1

I am given an XML file which contains names like below:

<Benchↂ0020Codeↂ0020>something</Benchↂ0020Codeↂ0020>

The ↂ symbol is represented with three bytes: 0xE2, 0x86, 0x82.

It looks like ↂ0020 is supposed to be treated as space character. But when I read the XML using System.Xml.XmlReader the characters ↂ0020 are not converted to space.

Is there is a way to have them converted (besides replacing, of course)? Or I just got broken XML?

Bobrovsky
  • 13,789
  • 19
  • 80
  • 130
  • https://stackoverflow.com/questions/3480887/how-to-include-space-in-xml-tag-element-which-gets-transformed-by-xslt-into-exce – L.B Oct 08 '17 at 17:58
  • According to the [XML specification](https://www.w3.org/TR/xml/#NT-NameStartChar) the character U+2182 is allowed, so the XML code looks valid.

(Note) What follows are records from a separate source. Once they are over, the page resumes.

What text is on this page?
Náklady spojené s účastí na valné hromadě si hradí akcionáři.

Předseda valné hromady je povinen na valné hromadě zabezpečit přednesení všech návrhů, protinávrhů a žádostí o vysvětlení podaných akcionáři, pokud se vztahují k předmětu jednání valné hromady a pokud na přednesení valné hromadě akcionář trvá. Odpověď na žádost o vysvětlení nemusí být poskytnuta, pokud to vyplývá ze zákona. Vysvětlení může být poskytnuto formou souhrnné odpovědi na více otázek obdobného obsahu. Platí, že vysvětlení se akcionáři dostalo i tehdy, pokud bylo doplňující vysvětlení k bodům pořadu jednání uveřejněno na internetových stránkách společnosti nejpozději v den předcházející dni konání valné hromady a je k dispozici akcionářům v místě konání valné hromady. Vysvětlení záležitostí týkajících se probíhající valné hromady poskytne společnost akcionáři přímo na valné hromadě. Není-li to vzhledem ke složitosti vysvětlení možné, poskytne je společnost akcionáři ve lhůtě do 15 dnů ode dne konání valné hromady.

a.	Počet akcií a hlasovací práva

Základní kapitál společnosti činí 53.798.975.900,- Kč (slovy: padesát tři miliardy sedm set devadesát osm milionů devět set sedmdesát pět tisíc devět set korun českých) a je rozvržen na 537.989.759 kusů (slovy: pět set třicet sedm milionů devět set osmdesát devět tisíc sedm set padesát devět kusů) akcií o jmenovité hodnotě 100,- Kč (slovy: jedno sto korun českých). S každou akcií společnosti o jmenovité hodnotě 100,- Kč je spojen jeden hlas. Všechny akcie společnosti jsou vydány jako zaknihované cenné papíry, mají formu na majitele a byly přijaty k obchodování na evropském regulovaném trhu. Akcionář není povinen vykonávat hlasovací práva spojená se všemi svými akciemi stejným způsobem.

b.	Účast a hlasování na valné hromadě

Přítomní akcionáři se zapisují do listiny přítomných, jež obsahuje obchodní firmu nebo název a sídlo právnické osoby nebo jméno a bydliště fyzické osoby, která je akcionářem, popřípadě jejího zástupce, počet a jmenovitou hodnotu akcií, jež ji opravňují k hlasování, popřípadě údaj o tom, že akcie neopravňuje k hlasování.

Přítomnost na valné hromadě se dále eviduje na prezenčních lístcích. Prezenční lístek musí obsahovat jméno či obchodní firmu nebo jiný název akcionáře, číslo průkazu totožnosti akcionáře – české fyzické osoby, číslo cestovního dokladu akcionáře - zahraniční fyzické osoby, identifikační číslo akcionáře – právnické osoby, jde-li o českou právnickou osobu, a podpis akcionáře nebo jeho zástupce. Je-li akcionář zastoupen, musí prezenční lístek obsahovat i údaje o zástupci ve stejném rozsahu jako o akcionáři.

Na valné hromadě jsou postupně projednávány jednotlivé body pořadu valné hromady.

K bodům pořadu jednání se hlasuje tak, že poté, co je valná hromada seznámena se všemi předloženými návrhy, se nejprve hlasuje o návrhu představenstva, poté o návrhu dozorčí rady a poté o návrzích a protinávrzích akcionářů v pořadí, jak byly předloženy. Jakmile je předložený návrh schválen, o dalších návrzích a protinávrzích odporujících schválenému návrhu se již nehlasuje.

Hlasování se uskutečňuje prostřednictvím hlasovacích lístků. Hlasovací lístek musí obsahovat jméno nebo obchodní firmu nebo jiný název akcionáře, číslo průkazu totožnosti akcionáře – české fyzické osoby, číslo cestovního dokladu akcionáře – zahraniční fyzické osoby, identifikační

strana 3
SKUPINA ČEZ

But its a weird name for an XML element. Check the source of your XML code, if it was generated this way or if you changed it afterwards somehow. – Progman Oct 08 '17 at 17:59
  • 1
    If they were spaces then that would be an invalid tag name. The XML isn't necessarily broken as `Benchↂ0020Codeↂ0020` is a valid tag name, why do you think they should be spaces? – user657267 Oct 08 '17 at 20:08
  • 1
    Looks like the XML isn't broken, but it's representing names using a private convention for escaping disallowed characters. The XML parser won't understand this convention, it's up to the receiving application to interpret it. – Michael Kay Oct 08 '17 at 21:33
  • @MichaelKay Please post your comment as the answer so I can accept it. – Bobrovsky Oct 09 '17 at 11:48
  • @Bobrovsky: Is there a reason why you ask for a comment to be posted as an answer rather than accept [my existing, extensive answer](https://stackoverflow.com/a/46635785/290085), which thoroughly explains that ↂ is not a space, that it is allowed, and that spaces are not allowed in XML names? If I've offended you my attempt to improve the searchability of your title and tagging for future readers, I apologize. – kjhughes Oct 09 '17 at 13:02
  • @kjhughes I think you misunderstood my question completely (and this is why your change to the title is something I think is not applicable). Your answer is a wiki-like answer for some other question. My question is about how to deal with the XML I am given. And about if it's possible at all. – Bobrovsky Oct 09 '17 at 13:52
  • @Bobrovsky: I fully understood and answered your question: You ask (1) *Is there is a way to have them converted (besides replacing, of course)?* and (2) *Or I just got broken XML?* My answer says (1) you cannot convert them because **Space characters are not permitted in XML names** and (2) **ↂ is permitted in XML names** so your XML is not broken. I both answer at a high level and provide low level details to support the answer. – kjhughes Oct 09 '17 at 14:16

2 Answers2

4

Space characters are not permitted in XML names

There are 86 codepoints whose name contain the word space. Ignoring the codepoints where SPACE hits due to MONOSPACE and any other that have a visual representation, leaves the following:

  • #x0020 SPACE
  • #x00A0 NO-BREAK SPACE
  • [#x2002-#x200A] EN SPACE through HAIR SPACE
  • #x205F MEDIUM MATHEMATICAL SPACE
  • #x3000 IDEOGRAPHIC SPACE

None of the space-related code points (empty visual representation) are permitted in XML names by the W3C XML BNF for component names:

NameStartChar ::= ":" | [A-Z] | "_" | [a-z] | [#xC0-#xD6] | [#xD8-#xF6] |
                  [#xF8-#x2FF] | [#x370-#x37D] | [#x37F-#x1FFF] |
                  [#x200C-#x200D] | [#x2070-#x218F] | [#x2C00-#x2FEF] |
                  [#x3001-#xD7FF] | [#xF900-#xFDCF] | [#xFDF0-#xFFFD] |
                  [#x10000-#xEFFFF]
NameChar      ::= NameStartChar | "-" | "." | [0-9] | #xB7 | [#x0300-#x036F] |
                  [#x203F-#x2040]
Name          ::= NameStartChar (NameChar)*

Alternatives to spaces in XML names

  • CamelCase
  • underscore_char
  • hyphen-char
  • period.char

Colon should not be used as a word separator in XML names to avoid confusion with its use in XML Namespaces.


ↂ is permitted in XML names

The character, ↂ, (0xE2, 0x86, 0x82, which is #x2182), has nothing to do with spaces – it is ROMAN NUMERAL TEN THOUSAND. ↂ is explicitly permitted: #x2182 is in the [#x2070-#x218F] code range.

The 0020 appearing after ↂ are just digits. Together with the rest of the characters in Benchↂ0020Codeↂ0020, these form an allowed (albeit unconventional) XML name. They do not constitute spaces in the XML name as spaces are not allowed in XML names.

kjhughes
  • 106,133
  • 27
  • 181
  • 240
1

The XML isn't broken, but it's representing names using a private convention for escaping disallowed characters. The XML parser won't understand this convention, it's up to the receiving application to interpret it.

Michael Kay
  • 156,231
  • 11
  • 92
  • 164